Enterprise Risk Management
Enterprise Risk Management

The Company’s business activities are exposed to risk as well as opportunities due to a continuously changing business environment. The risk management philosophy of the Company is to mitigate adverse outcome of the identified risks while maximizing the positive contribution of opportunities, in order to secure long term value to our shareholders.

The Company, through the Board of Directors, shall promote a risk-aware culture by making risk management a responsibility of every employee and an integral part of the Company’s strategic and operational planning, and day-to-day management and decision making. The Board shall appoint a Chief Risk Officer (the “CRO”) who shall oversee and supervise entire enterprise risk management process and recommend improvement of ERM processes and documentation.
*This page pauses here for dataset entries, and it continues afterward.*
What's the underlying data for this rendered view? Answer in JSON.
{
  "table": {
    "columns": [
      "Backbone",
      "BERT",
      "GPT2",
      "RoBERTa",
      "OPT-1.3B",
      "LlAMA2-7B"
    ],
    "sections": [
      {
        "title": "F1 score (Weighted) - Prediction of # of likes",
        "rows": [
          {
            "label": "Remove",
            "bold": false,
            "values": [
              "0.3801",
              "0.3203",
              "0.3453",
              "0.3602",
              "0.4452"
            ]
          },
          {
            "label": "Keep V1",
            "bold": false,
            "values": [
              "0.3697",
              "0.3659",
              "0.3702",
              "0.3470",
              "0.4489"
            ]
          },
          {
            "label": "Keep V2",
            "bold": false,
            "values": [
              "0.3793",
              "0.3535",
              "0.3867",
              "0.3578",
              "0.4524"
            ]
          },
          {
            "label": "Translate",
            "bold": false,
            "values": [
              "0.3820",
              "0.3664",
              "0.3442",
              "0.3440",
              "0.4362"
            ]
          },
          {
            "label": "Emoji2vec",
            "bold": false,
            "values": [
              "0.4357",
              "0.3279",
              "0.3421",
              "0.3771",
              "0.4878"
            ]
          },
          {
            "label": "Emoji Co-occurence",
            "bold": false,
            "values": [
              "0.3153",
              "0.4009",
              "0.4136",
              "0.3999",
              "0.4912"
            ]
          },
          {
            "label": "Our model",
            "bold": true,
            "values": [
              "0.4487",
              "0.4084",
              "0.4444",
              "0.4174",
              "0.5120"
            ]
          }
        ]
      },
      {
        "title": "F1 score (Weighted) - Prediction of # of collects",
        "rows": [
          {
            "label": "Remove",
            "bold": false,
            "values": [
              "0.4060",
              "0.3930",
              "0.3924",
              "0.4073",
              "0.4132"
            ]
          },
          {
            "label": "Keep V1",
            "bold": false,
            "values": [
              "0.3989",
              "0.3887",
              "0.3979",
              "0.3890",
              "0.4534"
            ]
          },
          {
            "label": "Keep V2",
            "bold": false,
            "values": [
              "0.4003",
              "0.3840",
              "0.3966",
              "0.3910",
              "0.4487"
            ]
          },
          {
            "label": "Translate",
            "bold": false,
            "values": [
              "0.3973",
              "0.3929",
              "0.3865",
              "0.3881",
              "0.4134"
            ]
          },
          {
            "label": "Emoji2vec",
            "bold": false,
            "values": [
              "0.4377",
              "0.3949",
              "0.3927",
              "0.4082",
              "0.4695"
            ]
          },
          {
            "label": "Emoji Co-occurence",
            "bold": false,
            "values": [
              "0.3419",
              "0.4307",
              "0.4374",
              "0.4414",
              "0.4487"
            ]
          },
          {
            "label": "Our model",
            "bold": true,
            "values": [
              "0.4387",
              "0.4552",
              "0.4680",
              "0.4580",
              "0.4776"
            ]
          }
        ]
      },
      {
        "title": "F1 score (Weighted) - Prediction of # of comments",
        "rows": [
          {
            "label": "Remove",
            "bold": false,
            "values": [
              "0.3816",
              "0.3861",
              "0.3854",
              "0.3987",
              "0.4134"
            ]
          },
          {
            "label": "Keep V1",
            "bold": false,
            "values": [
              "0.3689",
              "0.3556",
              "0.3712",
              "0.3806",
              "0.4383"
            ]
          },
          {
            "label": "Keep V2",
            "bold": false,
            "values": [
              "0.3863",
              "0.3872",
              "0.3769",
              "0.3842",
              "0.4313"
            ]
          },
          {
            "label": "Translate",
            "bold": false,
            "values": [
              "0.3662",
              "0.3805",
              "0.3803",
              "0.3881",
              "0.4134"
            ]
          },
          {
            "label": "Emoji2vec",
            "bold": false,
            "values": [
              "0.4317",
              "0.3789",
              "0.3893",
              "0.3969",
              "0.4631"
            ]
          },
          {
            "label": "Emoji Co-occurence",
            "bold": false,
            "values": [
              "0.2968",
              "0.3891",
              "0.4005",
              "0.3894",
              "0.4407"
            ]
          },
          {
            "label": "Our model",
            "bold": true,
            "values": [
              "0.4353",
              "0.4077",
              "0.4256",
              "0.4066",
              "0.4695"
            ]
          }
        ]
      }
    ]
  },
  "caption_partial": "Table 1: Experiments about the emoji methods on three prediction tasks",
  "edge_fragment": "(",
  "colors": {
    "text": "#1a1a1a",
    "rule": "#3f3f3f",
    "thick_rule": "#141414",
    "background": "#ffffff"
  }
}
The Company, through the CRO, shall manage and minimize risks by identifying, analysing, evaluating and treating exposures that may impact on achieving its objectives and the continued efficiency and effectiveness of its operations.

These activities are reviewed and monitored by supervising committees of the Board such as the Executive Committee and the Audit Risk Oversight and Related Party Transaction (the “ARORPT”).

The ARORPT Committee provides oversight over the Company’s risk management processes. It monitors and reviews risk exposures and risk mitigation plans of the Company and evaluate the Company’s risk management systems for its effectiveness and adequacy. The Committee likewise annually reviews the Company’s approaches to risk management, and recommends as necessary to the Board regarding the Company’s risk management policies and procedures. The Company shall adopt a bottom-up approach in its risk management process, with line management primarily responsible for the identification of risks and the implementation of its control strategies. Training programs to explain the value of risk management and understand the risk responsibilities of personnel in the different organization levels shall be held periodically to ensure that sound risk management and safety practices are implemented in the day-to-day operations.